HCL Aftermarket DPC version 1.0.0 contains outdated or vulnerable dependencies (CWE-1104) that expose the application to known public exploits, enabling authenticated attackers with low privileges to obtain limited information disclosure. The vulnerability requires user interaction and carries a low CVSS score of 2.6, but represents a supply chain risk where publicly available exploits targeting the embedded libraries could be weaponized against deployments. No public exploit code has been independently confirmed, and CISA has not flagged this for active exploitation.

A SSRF vulnerability in A flaw (CVSS 3.1) that allows the attacker. Remediation should follow standard vulnerability management procedures.

This vulnerability is a memory leak in FreeBSD's TCP stack where the tcp_respond() function fails to properly free allocated memory buffers (mbufs) when challenge ACKs are not sent in response to crafted packets. FreeBSD systems of all versions are affected. An attacker with network access (either on-path with an established connection or able to establish one, or via spoofed packets) can trigger this leak repeatedly by sending specially crafted packets that exceed rate limits, causing heap exhaustion and potential denial of service through resource depletion.

The LeadConnector WordPress plugin before version 3.0.22 contains an authorization bypass vulnerability in a REST API endpoint, allowing unauthenticated attackers to overwrite existing data without authentication. This vulnerability affects an unknown vendor's LeadConnector product and has a publicly available proof-of-concept exploit, making it actively exploitable. The vulnerability enables unauthorized data manipulation, which could compromise business data integrity and customer information stored within the plugin.

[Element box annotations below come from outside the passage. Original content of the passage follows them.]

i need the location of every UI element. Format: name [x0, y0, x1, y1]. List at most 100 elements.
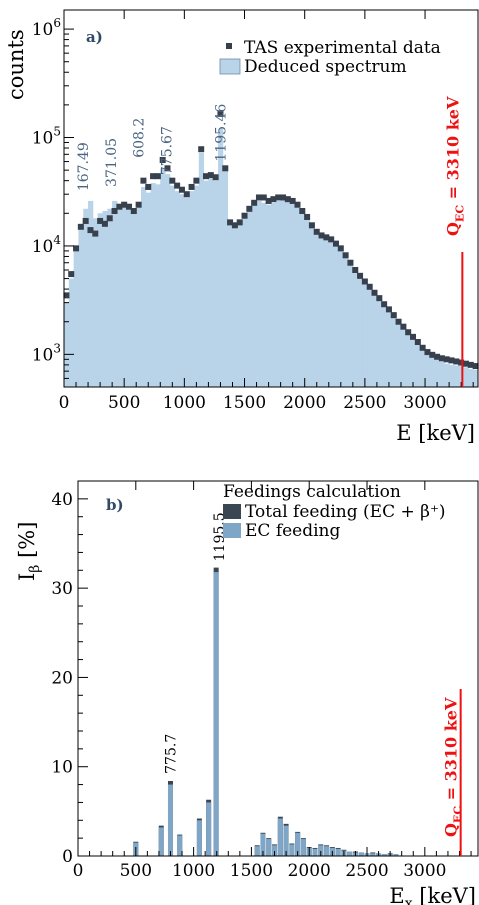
- experimental-data-point: [150, 173, 157, 180]
- deduced-spectrum-bar: [439, 361, 445, 387]
- deduced-spectrum-bar: [261, 202, 267, 387]
- experimental-data-point: [304, 213, 311, 220]
- deduced-spectrum-bar: [165, 174, 171, 387]
- experimental-data-point: [376, 295, 383, 302]
- experimental-data-point: [332, 240, 339, 247]
- experimental-data-point: [395, 318, 402, 325]
- experimental-data-point: [462, 360, 469, 367]
- experimental-data-point: [63, 292, 70, 299]
- x-tick-label: 1500: [230, 861, 273, 881]
- ec-feeding-bar: [324, 846, 330, 856]
- experimental-data-point: [308, 222, 315, 229]
- deduced-spectrum-bar: [415, 343, 421, 387]
- y-tick-exponent: 6: [53, 16, 61, 30]
- experimental-data-point: [193, 177, 200, 184]
- q-value-marker-b: QEC = 3310 keV: [442, 689, 465, 856]
- ec-feeding-bar: [358, 852, 364, 856]
- experimental-data-point: [255, 194, 262, 201]
- deduced-spectrum-bar: [73, 250, 79, 387]
- deduced-spectrum-bar: [150, 183, 156, 387]
- ec-feeding-bar: [266, 839, 272, 856]
- experimental-data-point: [438, 355, 445, 362]
- experimental-data-point: [299, 208, 306, 215]
- deduced-spectrum-bar: [453, 365, 460, 387]
- deduced-spectrum-bar: [295, 206, 301, 387]
- ec-feeding-bar: [300, 839, 306, 856]
- deduced-spectrum-bar: [92, 218, 99, 387]
- y-axis-title-b: Iβ [%]: [15, 522, 43, 581]
- deduced-spectrum-bar: [179, 194, 185, 387]
- y-axis-title-b-main: I: [15, 573, 39, 581]
- ec-feeding-bar: [277, 818, 283, 856]
- ec-feeding-bar: [381, 854, 387, 856]
- ec-feeding-bar: [254, 846, 260, 856]
- q-value-label: QEC = 3310 keV: [443, 96, 466, 236]
- experimental-data-point: [198, 146, 205, 153]
- ec-feeding-bar: [393, 854, 399, 856]
- deduced-spectrum-bar: [285, 200, 291, 387]
- x-axis-ticks-b: 0 500 1000 1500 2000 2500 3000: [73, 481, 472, 881]
- experimental-data-point: [289, 197, 296, 204]
- peak-label: 775.67: [160, 126, 176, 175]
- peak-label: 1195.46: [213, 104, 229, 162]
- q-value-label-rest: = 3310 keV: [443, 96, 462, 205]
- x-axis-title-a: E [keV]: [396, 421, 475, 445]
- experimental-data-point: [73, 245, 80, 252]
- deduced-spectrum-bar: [405, 333, 412, 387]
- legend-swatch-deduced: [219, 58, 241, 75]
- experimental-data-point: [246, 205, 253, 212]
- deduced-spectrum-bar: [314, 233, 320, 387]
- deduced-spectrum-bar: [348, 264, 354, 387]
- experimental-data-point: [405, 329, 412, 336]
- deduced-spectrum-bar: [251, 204, 257, 387]
- deduced-spectrum-bar: [449, 364, 455, 387]
- deduced-spectrum-bar: [208, 178, 214, 387]
- y-tick-base: 10: [32, 20, 54, 40]
- experimental-data-point: [434, 353, 441, 360]
- deduced-spectrum-bar: [126, 208, 132, 387]
- experimental-data-point: [212, 174, 219, 181]
- deduced-spectrum-bar: [362, 282, 368, 387]
- y-tick-label: 20: [51, 668, 73, 688]
- y-tick-label: 104: [32, 233, 62, 257]
- ec-feeding-bar: [206, 802, 212, 856]
- deduced-spectrum-bar: [328, 241, 334, 387]
- deduced-spectrum-bar: [275, 200, 282, 387]
- experimental-data-point: [352, 266, 359, 273]
- ec-feeding-bar: [283, 825, 289, 856]
- deduced-spectrum-bar: [102, 211, 108, 387]
- deduced-spectrum-bar: [237, 220, 243, 387]
- experimental-data-point: [188, 183, 195, 190]
- x-tick-label: 2500: [343, 393, 386, 413]
- deduced-spectrum-bar: [227, 223, 233, 387]
- experimental-data-point: [207, 172, 214, 179]
- experimental-data-point: [169, 177, 176, 184]
- legend-label-deduced: Deduced spectrum: [244, 57, 407, 77]
- deduced-spectrum-bar: [203, 180, 209, 387]
- deduced-spectrum-bar: [429, 356, 436, 387]
- experimental-data-point: [77, 223, 84, 230]
- peak-labels-a: 167.49 371.05 608.2 775.67 1195.46: [76, 104, 229, 192]
- deduced-spectrum-bar: [184, 197, 190, 387]
- experimental-data-point: [68, 271, 75, 278]
- experimental-data-point: [203, 173, 210, 180]
- experimental-data-point: [130, 208, 137, 215]
- experimental-data-point: [154, 173, 161, 180]
- experimental-data-point: [164, 165, 171, 172]
- deduced-spectrum-bar: [155, 184, 161, 387]
- deduced-spectrum-bar: [131, 208, 137, 387]
- panel-label-b: b): [106, 496, 124, 514]
- experimental-data-point: [318, 232, 325, 239]
- ec-feeding-bar: [167, 784, 173, 856]
- experimental-data-point: [347, 259, 354, 266]
- panel-label-a: a): [86, 28, 103, 46]
- deduced-spectrum-bar: [174, 191, 180, 387]
- x-tick-label: 500: [120, 861, 152, 881]
- experimental-data-point: [400, 323, 407, 330]
- experimental-data-point: [183, 191, 190, 198]
- y-tick-base: 10: [32, 237, 54, 257]
- x-tick-label: 0: [73, 861, 84, 881]
- deduced-spectrum-bar: [400, 328, 407, 387]
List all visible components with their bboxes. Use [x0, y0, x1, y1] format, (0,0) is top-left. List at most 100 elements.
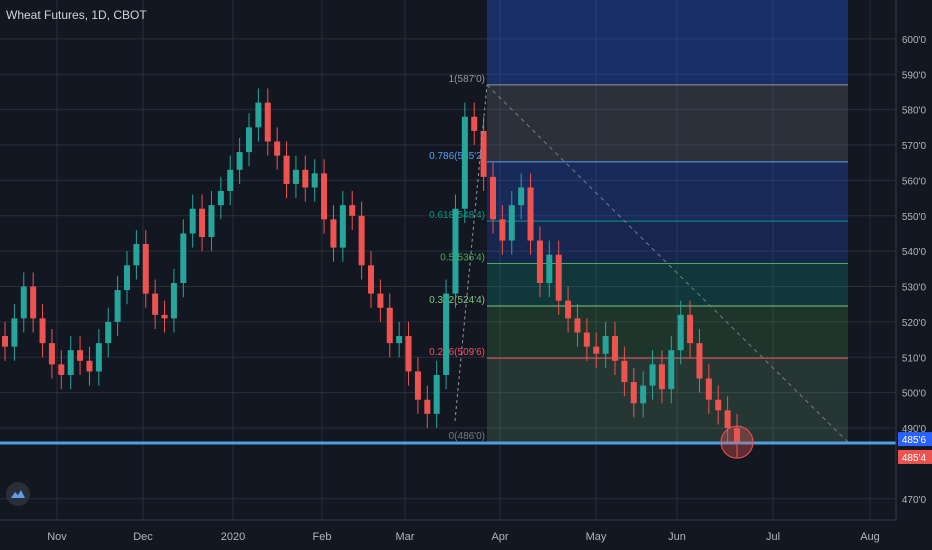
candle-body	[292, 169, 299, 184]
candle-body	[77, 350, 84, 361]
x-tick-label: Jul	[766, 531, 780, 543]
fib-anchor-line	[454, 84, 488, 421]
candle-body	[246, 127, 252, 153]
x-tick-label: Dec	[133, 531, 153, 543]
fib-zone	[487, 305, 848, 359]
highlight-circle	[720, 425, 754, 459]
candle-body	[621, 360, 628, 383]
candle-body	[396, 336, 403, 344]
tradingview-logo-icon	[6, 482, 30, 506]
fib-level-label: 1(587'0)	[449, 74, 485, 85]
candle-body	[583, 332, 590, 347]
candle-body	[696, 343, 703, 379]
candle-body	[39, 318, 46, 344]
candle-body	[170, 282, 177, 319]
candle-body	[546, 254, 553, 283]
y-tick-label: 470'0	[902, 495, 927, 506]
candle-body	[536, 240, 543, 283]
y-tick-label: 490'0	[902, 424, 927, 435]
candle-body	[11, 318, 18, 347]
candle-body	[518, 187, 525, 206]
candle-body	[161, 314, 168, 319]
price-tag-label: 485'4	[902, 453, 927, 464]
candle-body	[414, 371, 421, 400]
candle-body	[236, 152, 243, 170]
candle-body	[734, 428, 740, 444]
candle-body	[321, 173, 328, 220]
candle-body	[199, 208, 206, 238]
candle-body	[452, 208, 459, 294]
candle-body	[124, 265, 130, 291]
price-tag-label: 485'6	[902, 435, 927, 446]
candle-body	[565, 300, 572, 319]
candle-body	[255, 102, 262, 128]
candle-body	[602, 336, 609, 354]
candle-body	[490, 176, 496, 220]
candle-body	[208, 205, 215, 238]
candle-body	[715, 399, 722, 411]
candle-body	[142, 244, 149, 294]
fib-level-label: 0.5(536'4)	[440, 253, 485, 264]
candle-body	[86, 360, 93, 372]
candle-body	[405, 336, 412, 372]
fib-level-label: 0(486'0)	[449, 431, 485, 442]
y-tick-label: 540'0	[902, 247, 927, 258]
y-tick-label: 550'0	[902, 212, 927, 223]
candle-body	[152, 293, 159, 315]
y-tick-label: 520'0	[902, 318, 927, 329]
x-tick-label: Aug	[860, 531, 880, 543]
candle-body	[358, 215, 365, 266]
y-tick-label: 500'0	[902, 389, 927, 400]
candle-body	[67, 350, 74, 375]
fib-level-label: 0.382(524'4)	[429, 295, 485, 306]
candle-body	[2, 336, 8, 347]
candle-body	[593, 346, 600, 354]
y-tick-label: 510'0	[902, 353, 927, 364]
candle-body	[264, 102, 271, 142]
candle-body	[377, 293, 384, 308]
chart-title: Wheat Futures, 1D, CBOT	[6, 8, 147, 22]
candle-body	[48, 343, 55, 365]
candle-body	[612, 336, 618, 361]
candle-body	[339, 205, 346, 248]
candle-body	[649, 364, 656, 386]
candle-body	[443, 293, 450, 375]
candle-body	[658, 364, 665, 390]
fib-zone	[487, 0, 848, 85]
candle-body	[95, 343, 102, 372]
candle-body	[133, 244, 140, 266]
candle-body	[724, 410, 731, 429]
candle-body	[20, 286, 27, 319]
candle-body	[461, 116, 468, 209]
candle-body	[330, 219, 337, 248]
fib-zone	[487, 161, 848, 222]
candle-body	[574, 318, 581, 333]
candle-body	[217, 191, 224, 206]
x-tick-label: Apr	[491, 531, 508, 543]
y-tick-label: 600'0	[902, 35, 927, 46]
y-tick-label: 530'0	[902, 283, 927, 294]
candle-body	[180, 233, 187, 283]
candle-body	[58, 364, 65, 375]
candle-body	[227, 169, 234, 192]
candle-body	[30, 286, 37, 319]
x-tick-label: May	[586, 531, 607, 543]
price-tag	[898, 432, 932, 447]
candle-body	[499, 219, 506, 241]
x-tick-label: 2020	[221, 531, 245, 543]
candle-body	[687, 314, 694, 344]
candle-body	[471, 116, 478, 131]
x-tick-label: Nov	[47, 531, 67, 543]
candle-body	[668, 350, 675, 390]
candle-body	[368, 265, 374, 294]
candle-body	[274, 141, 281, 156]
y-tick-label: 570'0	[902, 141, 927, 152]
x-tick-label: Feb	[313, 531, 332, 543]
candle-body	[508, 205, 515, 241]
candle-body	[640, 385, 647, 404]
y-tick-label: 560'0	[902, 176, 927, 187]
candle-body	[705, 378, 712, 400]
candle-body	[283, 155, 290, 184]
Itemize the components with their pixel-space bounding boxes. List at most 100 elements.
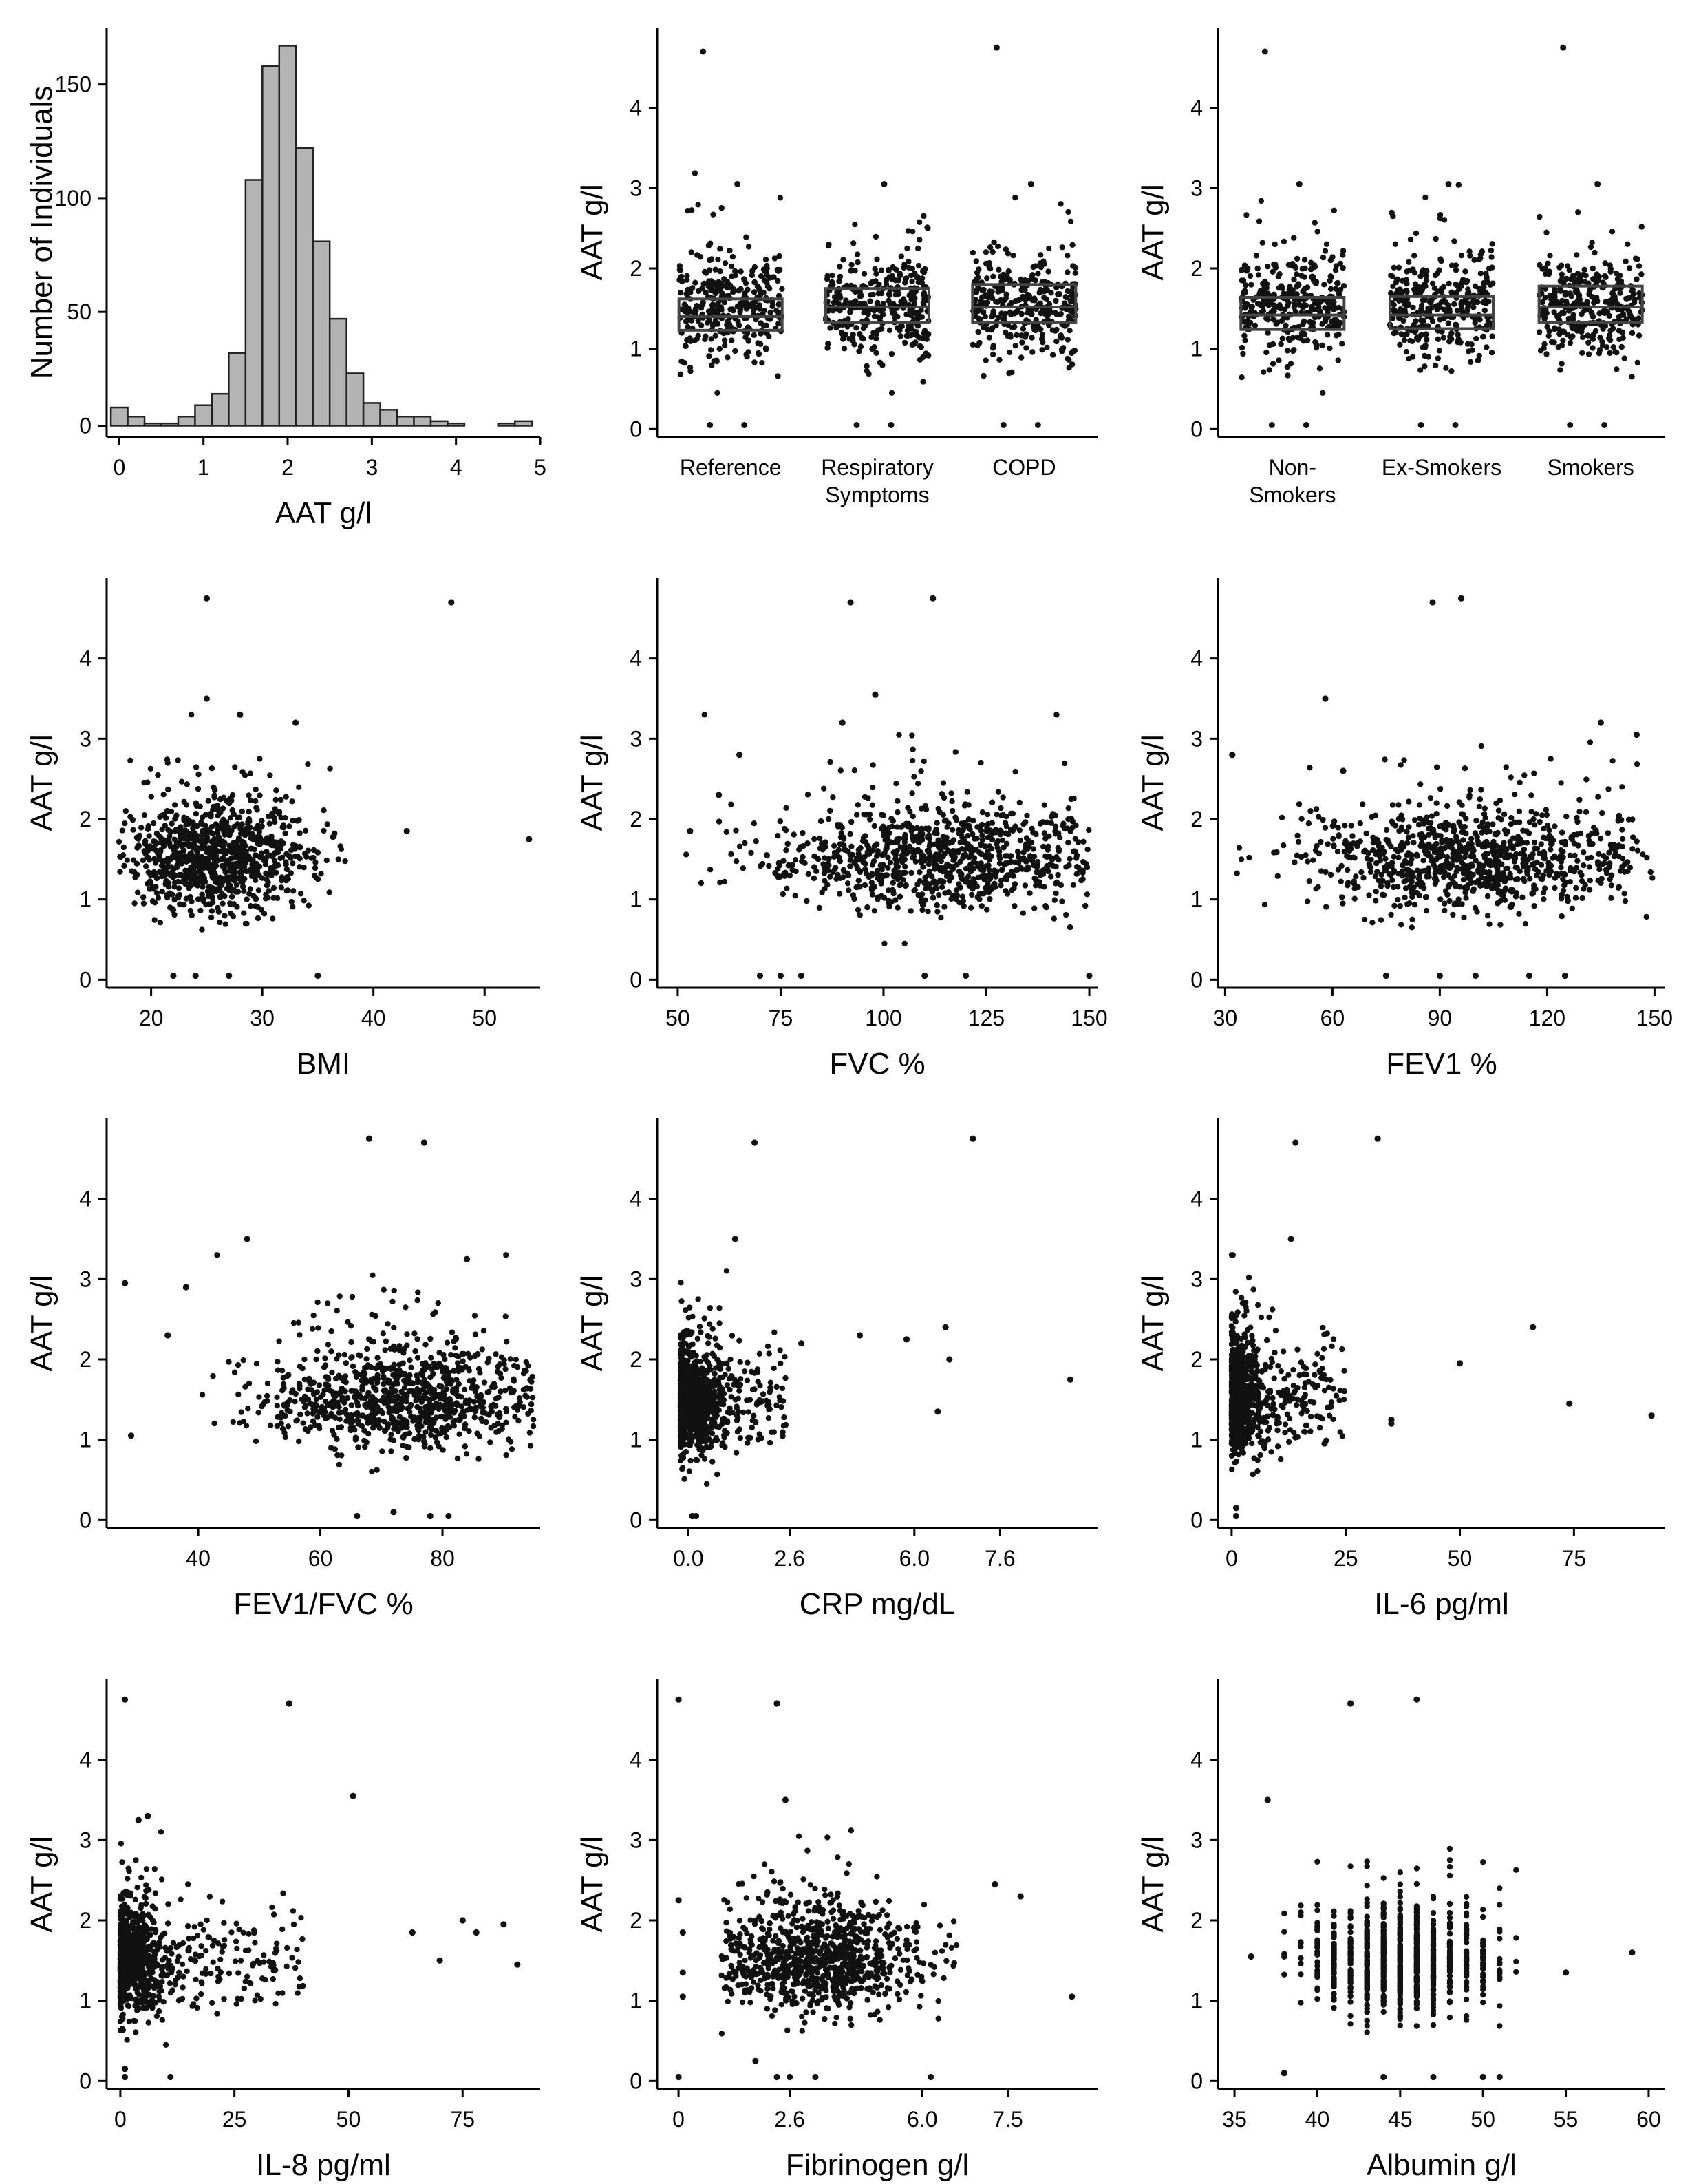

The Elementor Website Builder plugin for WordPress contains an authorization bypass vulnerability in the is_allowed_to_read_template() function that incorrectly permits authenticated users with contributor-level privileges to read private and draft template content. Attackers can exploit this through the 'get_template_data' action of the 'elementor_ajax' endpoint by supplying a 'template_id' parameter, resulting in exposure of sensitive template information. The vulnerability affects all versions up to and including 3.35.7 with a CVSS score of 4.3 (low-to-moderate severity) and requires low-complexity exploitation with authenticated access.

Squid prior to version 7.5 contains an out-of-bounds read vulnerability in ICP (Internet Cache Protocol) traffic handling due to improper input validation, classified as CWE-125. Remote attackers can exploit this to leak small amounts of process memory potentially containing sensitive information by sending malformed ICP requests to deployments with explicitly enabled ICP support (non-zero icp_port configuration). The vulnerability affects all versions of Squid before 7.5, and while no CVSS score or EPSS data is currently available, the information disclosure impact and remote attack vector indicate moderate to significant risk for affected deployments.

Daylight Studio FuelCMS v1.5.2 allows remote attackers to exfiltrate password reset tokens through a mail splitting attack, enabling account takeover without authentication. The vulnerability exploits improper handling of email headers during the password reset workflow, permitting attackers to intercept or redirect sensitive reset tokens to attacker-controlled addresses. No public exploit code or active exploitation has been independently confirmed at time of analysis.